Owners will not be trading up for years to come as they work through the huge negative equity in their existing homes. New buyers will have a hard time buying as banks demand 20% down and limit price to income. How many under-30's have $40k lying around? How many over-30's have it?
Forget about inflation justifying a 5% rise per year. Take median income, multiply by two. That's your new target for house prices in 2009 and 2010.
As for the argument "the population is increasing faster than the supply of homes", certainly not here in Miami. Tens of thousands of condos and homes are sitting empty, rents are falling. Builders have clearly proven they able to outbuild any population increase anywhere in the country.
It's interesting to see FuckYouAssMonkies talk about "the bottom" in terms of price/sq. ft. I've often thought that that would be a more useful measure than the median prices that we see talked about all the time. Finding price/sq. ft. data isn't easy, however.
Immigration (both legal & illegal) is far and away the chief contributor to population growth in the United States.
Immigrants generally represent a disproportionate number of the unskilled, under class work force in America.
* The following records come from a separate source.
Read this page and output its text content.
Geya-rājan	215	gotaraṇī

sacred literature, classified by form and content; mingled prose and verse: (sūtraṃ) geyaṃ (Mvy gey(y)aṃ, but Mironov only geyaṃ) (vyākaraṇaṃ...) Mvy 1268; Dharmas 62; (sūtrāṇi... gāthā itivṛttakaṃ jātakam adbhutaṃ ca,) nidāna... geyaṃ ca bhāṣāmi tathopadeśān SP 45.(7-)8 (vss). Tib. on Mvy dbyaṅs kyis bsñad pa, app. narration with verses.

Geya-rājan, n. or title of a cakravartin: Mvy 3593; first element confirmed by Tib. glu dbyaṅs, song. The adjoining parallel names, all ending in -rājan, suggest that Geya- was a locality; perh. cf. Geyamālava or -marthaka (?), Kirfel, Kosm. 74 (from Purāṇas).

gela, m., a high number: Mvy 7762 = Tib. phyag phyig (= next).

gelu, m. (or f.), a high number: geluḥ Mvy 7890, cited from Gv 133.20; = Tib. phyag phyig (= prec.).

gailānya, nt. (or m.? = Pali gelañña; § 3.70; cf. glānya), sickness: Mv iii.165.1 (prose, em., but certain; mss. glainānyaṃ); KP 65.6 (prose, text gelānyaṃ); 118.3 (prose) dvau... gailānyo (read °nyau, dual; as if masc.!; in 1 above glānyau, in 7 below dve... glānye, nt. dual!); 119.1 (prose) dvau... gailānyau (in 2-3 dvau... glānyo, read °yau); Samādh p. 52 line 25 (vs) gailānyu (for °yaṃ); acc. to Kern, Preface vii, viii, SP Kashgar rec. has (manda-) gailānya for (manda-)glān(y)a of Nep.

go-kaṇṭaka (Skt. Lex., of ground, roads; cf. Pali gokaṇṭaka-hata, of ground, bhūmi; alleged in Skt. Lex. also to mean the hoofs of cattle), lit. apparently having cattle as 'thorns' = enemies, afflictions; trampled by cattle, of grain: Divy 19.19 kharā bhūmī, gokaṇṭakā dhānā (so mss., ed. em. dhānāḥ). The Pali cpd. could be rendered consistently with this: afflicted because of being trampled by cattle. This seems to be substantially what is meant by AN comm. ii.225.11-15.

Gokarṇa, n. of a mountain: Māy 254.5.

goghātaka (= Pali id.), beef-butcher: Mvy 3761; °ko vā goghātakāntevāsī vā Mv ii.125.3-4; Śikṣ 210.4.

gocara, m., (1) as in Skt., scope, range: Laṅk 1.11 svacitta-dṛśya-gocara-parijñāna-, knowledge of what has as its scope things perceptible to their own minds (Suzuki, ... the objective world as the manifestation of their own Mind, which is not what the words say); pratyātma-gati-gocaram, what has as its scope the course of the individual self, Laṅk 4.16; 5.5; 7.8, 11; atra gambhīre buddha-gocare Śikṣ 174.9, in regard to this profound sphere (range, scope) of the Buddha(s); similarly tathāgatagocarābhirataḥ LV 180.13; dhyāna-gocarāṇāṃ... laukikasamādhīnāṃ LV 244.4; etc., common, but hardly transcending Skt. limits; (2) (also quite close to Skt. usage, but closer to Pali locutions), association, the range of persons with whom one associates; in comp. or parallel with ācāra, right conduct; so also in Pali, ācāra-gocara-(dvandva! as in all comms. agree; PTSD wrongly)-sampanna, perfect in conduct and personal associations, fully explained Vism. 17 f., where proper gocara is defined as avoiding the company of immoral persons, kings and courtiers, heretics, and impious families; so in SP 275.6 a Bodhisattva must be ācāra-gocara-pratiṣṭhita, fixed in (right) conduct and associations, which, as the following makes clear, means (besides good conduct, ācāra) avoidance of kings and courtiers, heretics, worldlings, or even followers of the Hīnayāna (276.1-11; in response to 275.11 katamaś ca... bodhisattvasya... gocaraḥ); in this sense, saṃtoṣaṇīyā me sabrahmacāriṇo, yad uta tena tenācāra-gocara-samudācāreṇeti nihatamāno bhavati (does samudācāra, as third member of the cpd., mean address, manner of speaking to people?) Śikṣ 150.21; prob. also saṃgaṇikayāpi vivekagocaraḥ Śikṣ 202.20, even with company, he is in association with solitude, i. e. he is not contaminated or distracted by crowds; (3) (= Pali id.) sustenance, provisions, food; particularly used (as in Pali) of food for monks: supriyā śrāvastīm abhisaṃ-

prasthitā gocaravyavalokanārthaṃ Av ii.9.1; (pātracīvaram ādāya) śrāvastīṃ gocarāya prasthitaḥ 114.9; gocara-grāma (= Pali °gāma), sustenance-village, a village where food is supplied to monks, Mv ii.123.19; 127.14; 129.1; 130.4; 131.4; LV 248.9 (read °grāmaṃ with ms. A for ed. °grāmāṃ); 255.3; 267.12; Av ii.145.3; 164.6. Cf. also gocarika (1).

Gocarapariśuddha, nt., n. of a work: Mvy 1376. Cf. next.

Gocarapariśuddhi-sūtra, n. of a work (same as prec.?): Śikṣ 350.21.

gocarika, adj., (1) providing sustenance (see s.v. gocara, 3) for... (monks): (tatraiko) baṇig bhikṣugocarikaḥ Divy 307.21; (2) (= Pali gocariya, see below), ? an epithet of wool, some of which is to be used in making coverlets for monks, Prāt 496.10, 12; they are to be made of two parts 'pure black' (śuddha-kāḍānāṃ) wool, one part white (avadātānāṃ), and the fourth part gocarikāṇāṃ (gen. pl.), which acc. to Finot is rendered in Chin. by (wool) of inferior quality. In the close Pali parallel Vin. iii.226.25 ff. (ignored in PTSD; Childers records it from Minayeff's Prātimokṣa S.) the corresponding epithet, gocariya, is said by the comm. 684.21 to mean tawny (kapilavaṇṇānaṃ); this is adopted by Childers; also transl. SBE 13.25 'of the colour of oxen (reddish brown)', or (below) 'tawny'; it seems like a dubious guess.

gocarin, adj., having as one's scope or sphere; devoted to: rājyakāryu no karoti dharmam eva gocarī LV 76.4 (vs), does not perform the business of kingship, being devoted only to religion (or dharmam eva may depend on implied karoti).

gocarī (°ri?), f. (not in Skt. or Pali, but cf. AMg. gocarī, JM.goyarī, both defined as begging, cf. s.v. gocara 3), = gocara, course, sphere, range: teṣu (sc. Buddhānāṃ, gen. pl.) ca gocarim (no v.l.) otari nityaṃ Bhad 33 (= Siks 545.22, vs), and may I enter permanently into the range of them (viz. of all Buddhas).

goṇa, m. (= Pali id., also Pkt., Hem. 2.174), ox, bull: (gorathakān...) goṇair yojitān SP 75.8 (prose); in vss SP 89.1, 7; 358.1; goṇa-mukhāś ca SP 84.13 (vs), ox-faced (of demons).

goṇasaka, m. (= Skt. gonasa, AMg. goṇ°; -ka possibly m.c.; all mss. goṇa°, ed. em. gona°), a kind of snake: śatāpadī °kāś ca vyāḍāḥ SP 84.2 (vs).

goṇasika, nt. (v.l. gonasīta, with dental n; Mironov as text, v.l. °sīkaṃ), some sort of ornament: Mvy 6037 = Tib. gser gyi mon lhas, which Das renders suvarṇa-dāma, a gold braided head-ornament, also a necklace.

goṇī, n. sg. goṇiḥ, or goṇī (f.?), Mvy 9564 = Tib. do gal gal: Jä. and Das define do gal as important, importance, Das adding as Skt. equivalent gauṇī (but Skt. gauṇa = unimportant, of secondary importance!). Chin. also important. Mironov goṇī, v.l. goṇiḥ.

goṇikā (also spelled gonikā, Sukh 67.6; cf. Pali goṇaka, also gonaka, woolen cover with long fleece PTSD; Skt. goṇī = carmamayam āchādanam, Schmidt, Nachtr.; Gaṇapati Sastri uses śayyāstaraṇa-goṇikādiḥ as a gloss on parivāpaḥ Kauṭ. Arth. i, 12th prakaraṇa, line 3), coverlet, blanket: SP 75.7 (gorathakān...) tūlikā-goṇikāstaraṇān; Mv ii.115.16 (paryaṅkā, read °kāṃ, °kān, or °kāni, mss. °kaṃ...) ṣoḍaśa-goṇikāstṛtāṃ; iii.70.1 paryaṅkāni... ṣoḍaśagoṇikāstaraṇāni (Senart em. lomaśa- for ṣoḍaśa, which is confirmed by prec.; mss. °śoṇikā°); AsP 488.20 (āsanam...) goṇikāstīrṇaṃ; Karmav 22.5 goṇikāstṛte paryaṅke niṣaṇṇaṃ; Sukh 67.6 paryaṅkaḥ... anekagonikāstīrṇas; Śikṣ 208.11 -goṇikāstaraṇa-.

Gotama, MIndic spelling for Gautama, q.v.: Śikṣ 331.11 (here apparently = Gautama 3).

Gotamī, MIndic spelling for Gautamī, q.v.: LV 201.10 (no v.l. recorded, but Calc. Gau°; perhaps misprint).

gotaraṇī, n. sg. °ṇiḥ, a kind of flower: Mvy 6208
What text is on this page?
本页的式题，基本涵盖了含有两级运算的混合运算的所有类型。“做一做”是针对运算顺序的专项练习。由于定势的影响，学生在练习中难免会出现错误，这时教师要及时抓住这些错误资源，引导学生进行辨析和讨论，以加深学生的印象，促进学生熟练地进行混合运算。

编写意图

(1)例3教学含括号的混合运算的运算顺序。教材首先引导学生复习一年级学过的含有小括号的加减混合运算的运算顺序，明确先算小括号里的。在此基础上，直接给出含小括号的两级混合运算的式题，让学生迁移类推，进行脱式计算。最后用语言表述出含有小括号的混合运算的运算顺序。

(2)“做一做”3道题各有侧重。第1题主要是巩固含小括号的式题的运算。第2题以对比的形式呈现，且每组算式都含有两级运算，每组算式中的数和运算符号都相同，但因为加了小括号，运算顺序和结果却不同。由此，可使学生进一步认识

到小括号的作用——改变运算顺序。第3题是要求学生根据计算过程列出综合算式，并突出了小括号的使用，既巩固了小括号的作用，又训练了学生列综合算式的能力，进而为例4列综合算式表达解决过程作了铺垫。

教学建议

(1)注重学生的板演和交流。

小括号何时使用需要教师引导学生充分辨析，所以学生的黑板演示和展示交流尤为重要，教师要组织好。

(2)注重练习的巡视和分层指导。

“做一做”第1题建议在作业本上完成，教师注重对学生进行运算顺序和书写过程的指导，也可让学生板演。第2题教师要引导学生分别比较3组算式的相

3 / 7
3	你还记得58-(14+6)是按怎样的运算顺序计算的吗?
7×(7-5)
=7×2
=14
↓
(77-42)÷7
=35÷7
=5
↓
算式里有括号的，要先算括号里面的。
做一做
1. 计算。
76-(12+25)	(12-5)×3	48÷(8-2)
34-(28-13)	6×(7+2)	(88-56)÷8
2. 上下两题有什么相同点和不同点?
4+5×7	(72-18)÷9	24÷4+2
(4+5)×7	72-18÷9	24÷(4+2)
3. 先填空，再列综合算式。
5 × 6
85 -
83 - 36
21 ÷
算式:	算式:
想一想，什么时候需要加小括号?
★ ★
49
This is hardly the demographic that will be looking to jump into homeownership. In fact, the middle class (typically qualified to purchase a new homes) is shrinking in the US.
Numbers are rational and never lie. The fact is, the number say housing will decline until back in line with inflation. And that represents a hell of a lot bigger decline then 21%.
It is so logical, so simple and for those who were responsible with their money and didn’t give into the greed and idiotic terms – beautiful!
Try again.
In the beginning of November I did some estimates and easy calculations around the Case/Shiller index.
Results:
During the last 10 years we had 10% price increase Y on Y.
Median income was only inflation adjusted.
I took a 3% level of consumer inflation (in fact consumer inflation is not the best inflation number to use but anyway...)
Conclusion: There is 50% bubble stuff in the housing values.
And guess what? A few weeks later that Shiller guy did also say that it could be as high as a 50% decline (although he later watered it down and the water down figures were picked up by the always overly positive financial press who will always ague that a glass that is empty for 95% is in fact full for 5% so there is room for growth...)
I go for the 50% decline but I have not a clue about the time needed for that.
Absurd:
graphics.nytimes.com/i...
No, we will revert back to normal, which is about 2000.
In short: look for a 30-40% decline in home values by 2011.